Таких, однотипных с ним судов, построенных в Греции, тогда в севастопольской эскадре насчитывалось 14. Отменные морские ходоки, небольшие, быстрые и легкие, они постоянно крейсеровали вдоль берегов полуострова, осуществляя его пограничную охрану и ведя наблюдение за турецким флотом. Плавали на них соответственно греки, принятые на русскую службу. Служили они хорошо. Их воодушевляла ненависть к поработительнице балканских и средиземноморских народов — Османской империи, с которой успешно пока могли воевать только россияне.

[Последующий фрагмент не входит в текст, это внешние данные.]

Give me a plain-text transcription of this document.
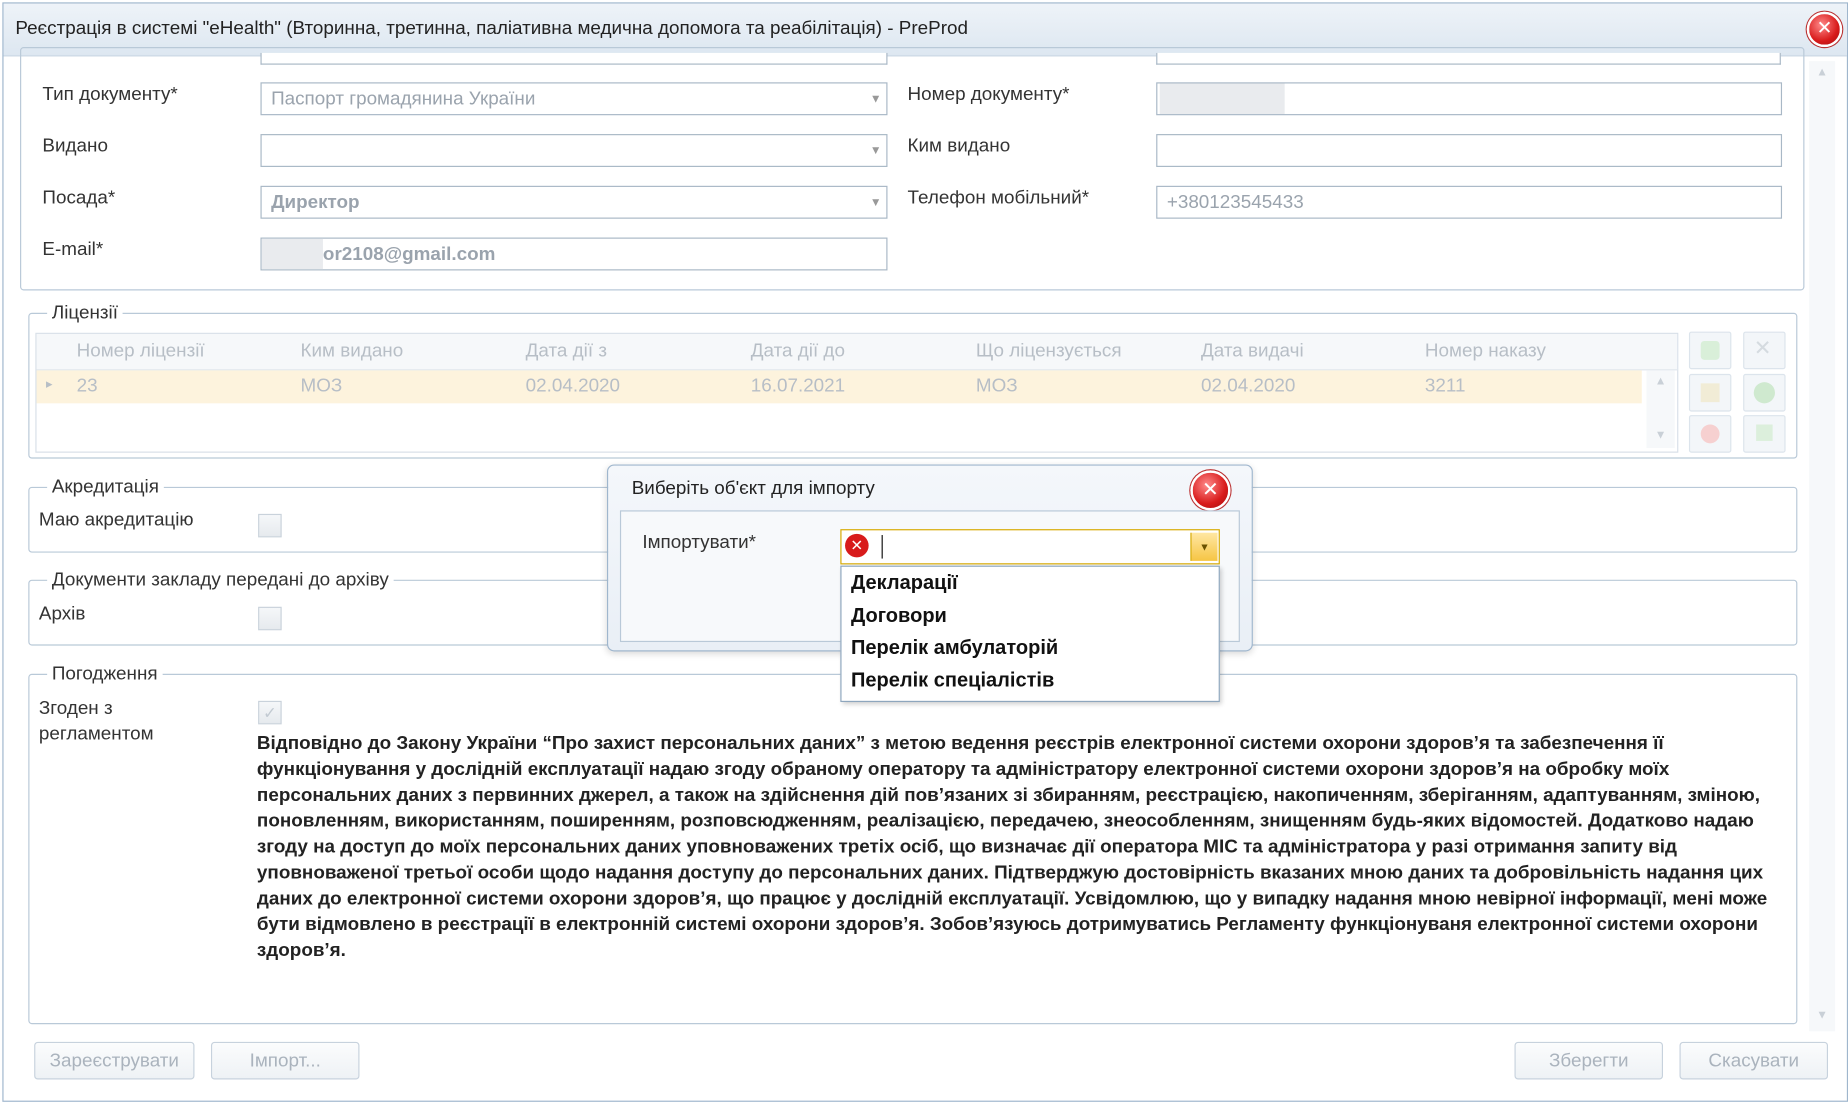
Реєстрація в системі "eHealth" (Вторинна, третинна, паліативна медична допомога та реабілітація) - PreProd	✕
Тип документу*	Паспорт громадянина України	▼ Номер документу*
Видано	▼ Ким видано
Посада*	Директор	▼ Телефон мобільний*	+380123545433
E-mail*	or2108@gmail.com
Ліцензії
Номер ліцензії	Ким видано	Дата дії з	Дата дії до	Що ліцензується	Дата видачі	Номер наказу
▸ 23	МОЗ	02.04.2020	16.07.2021	МОЗ	02.04.2020	3211	▲
▼
✕
Акредитація
Маю акредитацію
Документи закладу передані до архіву
Архів
Погодження
Згоден з
регламентом
✓
Відповідно до Закону України “Про захист персональних даних” з метою ведення реєстрів електронної системи охорони здоров’я та забезпечення її функціонування у дослідній експлуатації надаю згоду обраному оператору та адміністратору електронної системи охорони здоров’я на обробку моїх персональних даних з первинних джерел, а також на здійснення дій пов’язаних зі збиранням, реєстрацією, накопиченням, зберіганням, адаптуванням, зміною, поновленням, використанням, поширенням, розповсюдженням, реалізацією, передачею, знеособленням, знищенням будь-яких відомостей. Додатково надаю згоду на доступ до моїх персональних даних уповноважених третіх осіб, що визначає дії оператора МІС та адміністратора у разі отримання запиту від уповноваженої третьої особи щодо надання доступу до персональних даних. Підтверджую достовірність вказаних мною даних та добровільність надання цих даних до електронної системи охорони здоров’я, що працює у дослідній експлуатації. Усвідомлюю, що у випадку надання мною невірної інформації, мені може бути відмовлено в реєстрації в електронній системі охорони здоров’я. Зобов’язуюсь дотримуватись Регламенту функціонуваня електронної системи охорони здоров’я.
▲
▼
Зареєструвати	Імпорт...	Зберегти	Скасувати
Виберіть об'єкт для імпорту	✕
Імпортувати*	✕	▼
Декларації
Договори
Перелік амбулаторій
Перелік спеціалістів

Как большинство греков, веселый, обходительный и галантный, лейтенант Бенардаки тотчас уступил княгине Мещерской капитанскую каюту. Но в ней с трудом разместились три ее саквояжа с необходимыми носильными вещами, и на особый комфорт рассчитывать не приходилось. Анастасия кое-как улеглась на узкой койке, Глафира — на сундуке, Николай, точно верный паж, — на матрасе, постеленном у двери, со своим егерским штуцером с правого бока и длинным кортиком к нему — с левого.
Зато по выходе из севастопольской гавани «Феникс», поставив паруса, вступил под ветер и помчался по сине-зеленым волнам на запад. Горизонт оставался чистым во время их двухдневного плавания. Лишь чайки, расправив крылья, вслед за крейсерским судном скользили над вспененным, но небурным морем.
В Гаджи-бее Аржанову ждал приятный сюрприз. Главнокомандующий Южной армией прислал за ней свою карету, армейскую повозку, предназначенную для багажа, и эскорт из восьми драгун при унтер-офицере. Эта забота выглядела вполне оправданной. Флоре предстояло ехать на северо-запад по пустынным степям Северного Причерноморья. Верст через триста ей встретился бы Тирасполь, городок, населенный гагаузами, затем крепость Бендеры, недавно отбитая у османов, затем — Кишинев, маленький пыльный молдавский городишко, затем Унгены, примерно равные ему по населению, и недалеко от них — Яссы, которые пребывание в них светлейшего князя превратило в центр военной и светской жизни.
Так было всегда.
Великолепный Григорий Александрович словно воплощал в себе мощь, силу и богатство Российской империи. По законам Божеским и человеческим он действительно являлся соправителем царицы, и сияние полудержавной власти исходило от него. На этот пронзительный свет в штаб-квартиру Главнокомандующего, особенно если она находилась не на передовой, как при осаде Очакова, а в глубоком тылу, слетались, точно мотыльки к огню, разные люди. Встречались тут офицеры и чиновники, жаждавшие новых назначений, помещики с дочерьми на выданье, европейские авантюристы, искатели приключений, прожектеры, одержимые бредовыми идеями, купцы, разбогатевшие на армейских поставках.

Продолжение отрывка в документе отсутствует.